Different plugins and themes can sometimes create bugs and conflicts that prevent these basic emails from working. Make sure you and your users don't get locked out of the website by double checking these still work.
Are your forms properly capturing and submitting? Different plugins and themes can sometimes create bugs and conflicts that prevent forms from working. It happens more than you know. Make sure your getting the submissions from your users!
Every site should have website analytics turned on. Did you remember to add that to the site now that it's going live? Remember to assess what analytics tool is right the website and what other considerations you need to take into account so the website isn't breaking the law.
A lot of countries require websites to have privacy policies under various conditions. It's also just a good practice to have a place where you let people know how/why you are using your data and what they can do about it.
Every fresh install of WordPress comes with a sample privacy policy template, and there's a dedicated area in the Settings to indicate your Privacy Policy page; use it!
Using a tool to track your searchability is always a great idea. It's handy to know what keywords and phrases are leading people to your website. Combined with a good analytics tool, this gives you a lot of helpful data.

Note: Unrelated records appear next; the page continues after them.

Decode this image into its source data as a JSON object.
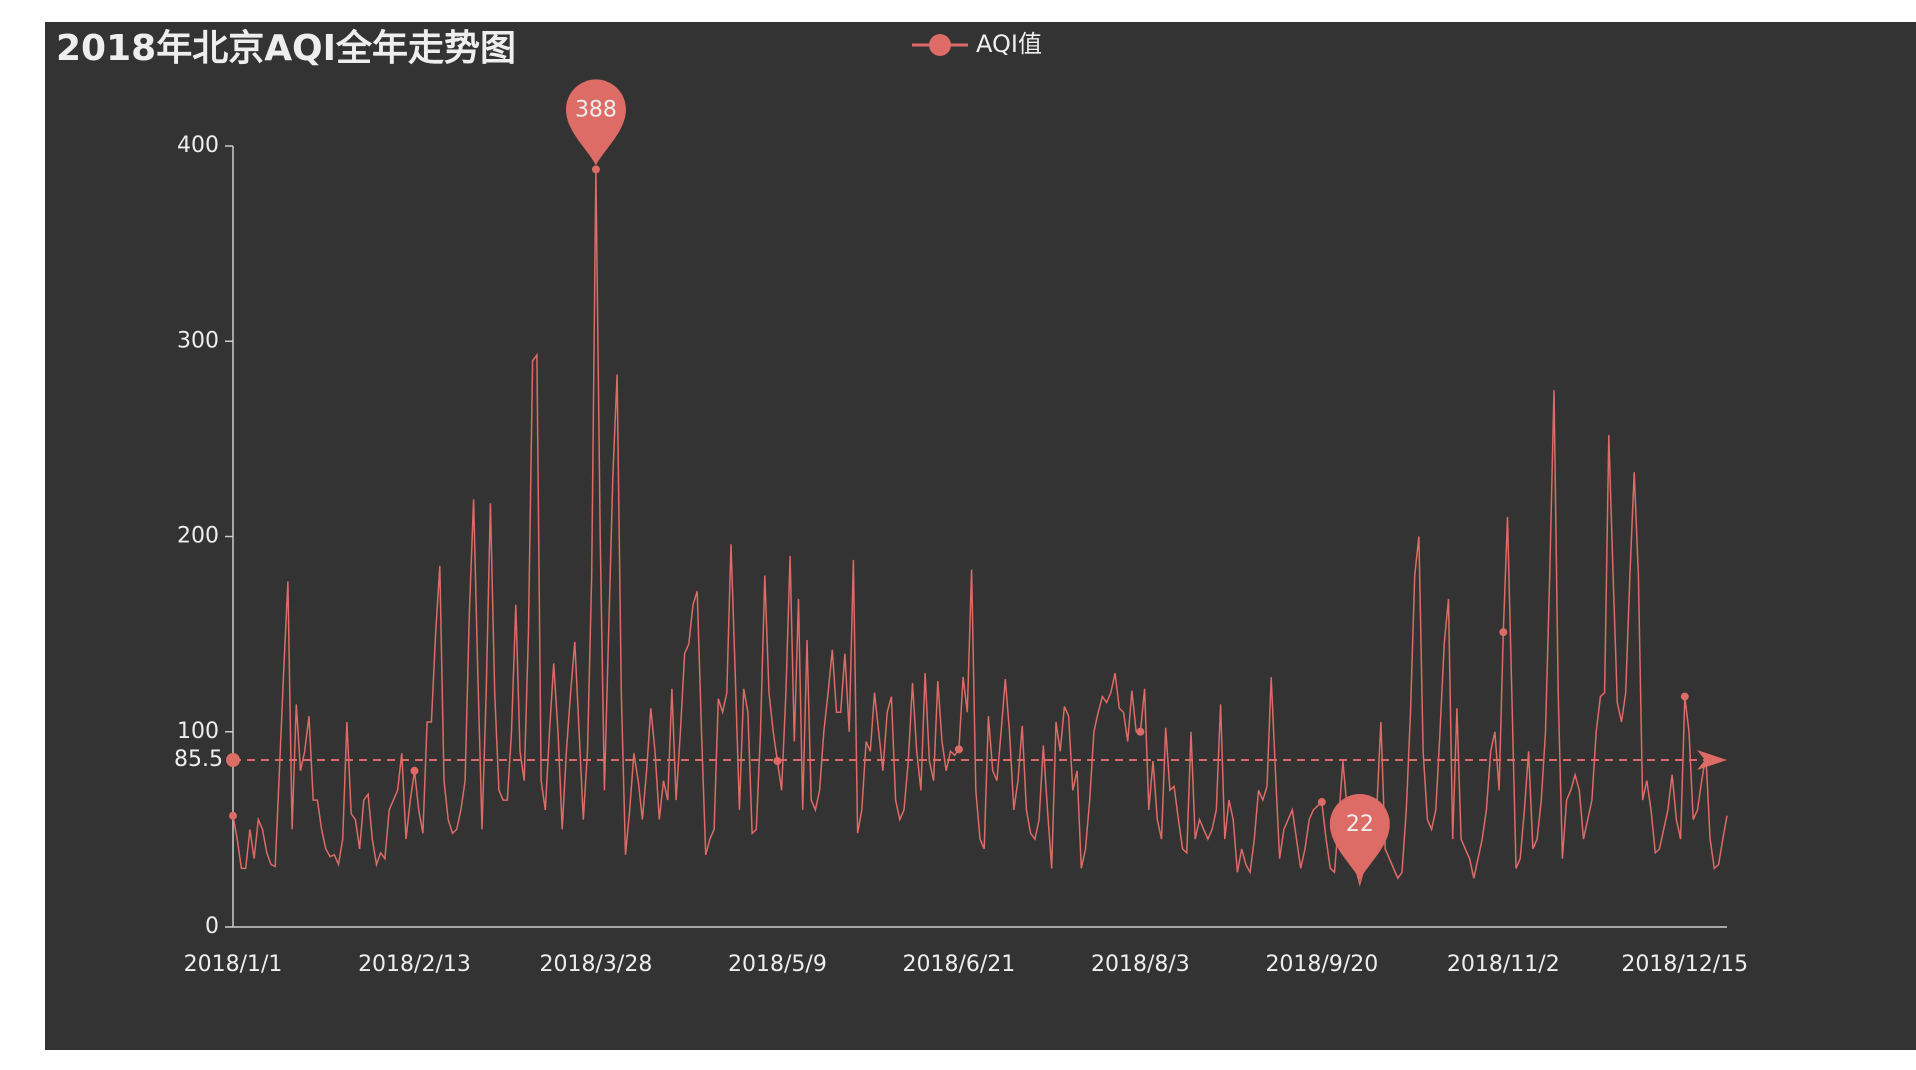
{
  "chart_data": {
    "type": "line",
    "title": "2018年北京AQI全年走势图",
    "categories": [
      "2018/1/1",
      null,
      null,
      null,
      null,
      null,
      null,
      null,
      null,
      null,
      null,
      null,
      null,
      null,
      null,
      null,
      null,
      null,
      null,
      null,
      null,
      null,
      null,
      null,
      null,
      null,
      null,
      null,
      null,
      null,
      null,
      null,
      null,
      null,
      null,
      null,
      null,
      null,
      null,
      null,
      null,
      null,
      null,
      "2018/2/13",
      null,
      null,
      null,
      null,
      null,
      null,
      null,
      null,
      null,
      null,
      null,
      null,
      null,
      null,
      null,
      null,
      null,
      null,
      null,
      null,
      null,
      null,
      null,
      null,
      null,
      null,
      null,
      null,
      null,
      null,
      null,
      null,
      null,
      null,
      null,
      null,
      null,
      null,
      null,
      null,
      null,
      null,
      "2018/3/28",
      null,
      null,
      null,
      null,
      null,
      null,
      null,
      null,
      null,
      null,
      null,
      null,
      null,
      null,
      null,
      null,
      null,
      null,
      null,
      null,
      null,
      null,
      null,
      null,
      null,
      null,
      null,
      null,
      null,
      null,
      null,
      null,
      null,
      null,
      null,
      null,
      null,
      null,
      null,
      null,
      null,
      null,
      "2018/5/9",
      null,
      null,
      null,
      null,
      null,
      null,
      null,
      null,
      null,
      null,
      null,
      null,
      null,
      null,
      null,
      null,
      null,
      null,
      null,
      null,
      null,
      null,
      null,
      null,
      null,
      null,
      null,
      null,
      null,
      null,
      null,
      null,
      null,
      null,
      null,
      null,
      null,
      null,
      null,
      null,
      null,
      null,
      "2018/6/21",
      null,
      null,
      null,
      null,
      null,
      null,
      null,
      null,
      null,
      null,
      null,
      null,
      null,
      null,
      null,
      null,
      null,
      null,
      null,
      null,
      null,
      null,
      null,
      null,
      null,
      null,
      null,
      null,
      null,
      null,
      null,
      null,
      null,
      null,
      null,
      null,
      null,
      null,
      null,
      null,
      null,
      null,
      "2018/8/3",
      null,
      null,
      null,
      null,
      null,
      null,
      null,
      null,
      null,
      null,
      null,
      null,
      null,
      null,
      null,
      null,
      null,
      null,
      null,
      null,
      null,
      null,
      null,
      null,
      null,
      null,
      null,
      null,
      null,
      null,
      null,
      null,
      null,
      null,
      null,
      null,
      null,
      null,
      null,
      null,
      null,
      null,
      "2018/9/20",
      null,
      null,
      null,
      null,
      null,
      null,
      null,
      null,
      null,
      null,
      null,
      null,
      null,
      null,
      null,
      null,
      null,
      null,
      null,
      null,
      null,
      null,
      null,
      null,
      null,
      null,
      null,
      null,
      null,
      null,
      null,
      null,
      null,
      null,
      null,
      null,
      null,
      null,
      null,
      null,
      null,
      null,
      "2018/11/2",
      null,
      null,
      null,
      null,
      null,
      null,
      null,
      null,
      null,
      null,
      null,
      null,
      null,
      null,
      null,
      null,
      null,
      null,
      null,
      null,
      null,
      null,
      null,
      null,
      null,
      null,
      null,
      null,
      null,
      null,
      null,
      null,
      null,
      null,
      null,
      null,
      null,
      null,
      null,
      null,
      null,
      null,
      "2018/12/15",
      null,
      null,
      null,
      null,
      null,
      null,
      null,
      null,
      null,
      null
    ],
    "series": [
      {
        "name": "AQI值",
        "color": "#dd6b66",
        "values": [
          57,
          45,
          30,
          30,
          50,
          35,
          55,
          50,
          38,
          32,
          31,
          80,
          130,
          177,
          50,
          114,
          80,
          90,
          108,
          65,
          65,
          50,
          40,
          36,
          37,
          32,
          45,
          105,
          58,
          55,
          40,
          65,
          68,
          45,
          32,
          38,
          35,
          60,
          65,
          70,
          89,
          45,
          65,
          80,
          60,
          48,
          105,
          105,
          150,
          185,
          75,
          55,
          48,
          50,
          60,
          75,
          160,
          219,
          130,
          50,
          120,
          217,
          120,
          70,
          65,
          65,
          100,
          165,
          90,
          75,
          150,
          290,
          293,
          75,
          60,
          100,
          135,
          100,
          50,
          90,
          120,
          146,
          100,
          55,
          90,
          180,
          388,
          200,
          70,
          150,
          230,
          283,
          120,
          37,
          60,
          89,
          75,
          55,
          80,
          112,
          90,
          55,
          75,
          65,
          122,
          65,
          100,
          140,
          145,
          165,
          172,
          100,
          37,
          45,
          50,
          117,
          110,
          120,
          196,
          130,
          60,
          122,
          110,
          48,
          50,
          100,
          180,
          120,
          100,
          85,
          70,
          120,
          190,
          95,
          168,
          60,
          147,
          65,
          60,
          70,
          100,
          120,
          142,
          110,
          110,
          140,
          100,
          188,
          48,
          60,
          95,
          90,
          120,
          100,
          80,
          110,
          118,
          65,
          55,
          60,
          85,
          125,
          90,
          70,
          130,
          85,
          75,
          126,
          95,
          80,
          90,
          88,
          91,
          128,
          110,
          183,
          70,
          45,
          40,
          108,
          80,
          75,
          100,
          127,
          100,
          60,
          75,
          103,
          60,
          48,
          45,
          55,
          93,
          60,
          30,
          105,
          90,
          113,
          108,
          70,
          80,
          30,
          40,
          65,
          100,
          110,
          118,
          115,
          120,
          130,
          112,
          110,
          95,
          121,
          100,
          100,
          122,
          60,
          85,
          55,
          45,
          102,
          70,
          72,
          55,
          40,
          38,
          100,
          45,
          55,
          50,
          45,
          50,
          60,
          114,
          45,
          65,
          55,
          28,
          40,
          32,
          28,
          45,
          70,
          65,
          72,
          128,
          80,
          35,
          50,
          55,
          60,
          45,
          30,
          40,
          55,
          60,
          62,
          64,
          45,
          30,
          28,
          55,
          85,
          60,
          40,
          30,
          22,
          30,
          35,
          50,
          60,
          105,
          40,
          35,
          30,
          25,
          28,
          60,
          110,
          180,
          200,
          90,
          55,
          50,
          60,
          100,
          145,
          168,
          45,
          112,
          45,
          40,
          35,
          25,
          35,
          45,
          60,
          90,
          100,
          70,
          151,
          210,
          120,
          30,
          35,
          60,
          90,
          40,
          45,
          65,
          100,
          180,
          275,
          120,
          35,
          65,
          70,
          78,
          70,
          45,
          55,
          65,
          100,
          118,
          120,
          252,
          180,
          115,
          105,
          120,
          180,
          233,
          180,
          65,
          75,
          60,
          38,
          40,
          50,
          60,
          78,
          55,
          45,
          118,
          100,
          55,
          60,
          75,
          88,
          45,
          30,
          32,
          45,
          57
        ]
      }
    ],
    "ylim": [
      0,
      400
    ],
    "yticks": [
      0,
      100,
      200,
      300,
      400
    ],
    "max_point": 388,
    "min_point": 22,
    "average": 85.5
  }
}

Recently, Google Fonts was deemed illegal to use in a Germany court, because every time you load a font from Google Fonts, your website sends the IP address of your visitor back to Google without their explicit consent. This applies to any fonts you have hosted elsewhere (Typekit, etc). Consider locally hosting your fonts to avoid the situation entirely.
Let's Encrypt exists! It's free! If your host doesn't support it, change hosts.
You should have regular backups of your website and regular off-site backups of your website. Backups on your normal server won't be of any help to you if your server crashes.
Keeping your WordPress installation updated is a big part of keeping your site safe!
Keep your site safe from a common brute force attack: don't use the username admin.
Delete all themes you aren't using, except for one default (twenty *) theme; comes in handy when you're debugging weird issues. Get rid of any plugins you don't need!
Keep all your themes and plugins updated. But make sure to backup first and ideally test your updates on a staging server first.
Use strong passwords! Advise your clients to use strong passwords too!
Super helpful, can stop lots of attacks in their tracks.
Depending on the complexity and sensitivity of your website, you may want to consider using a security plugin.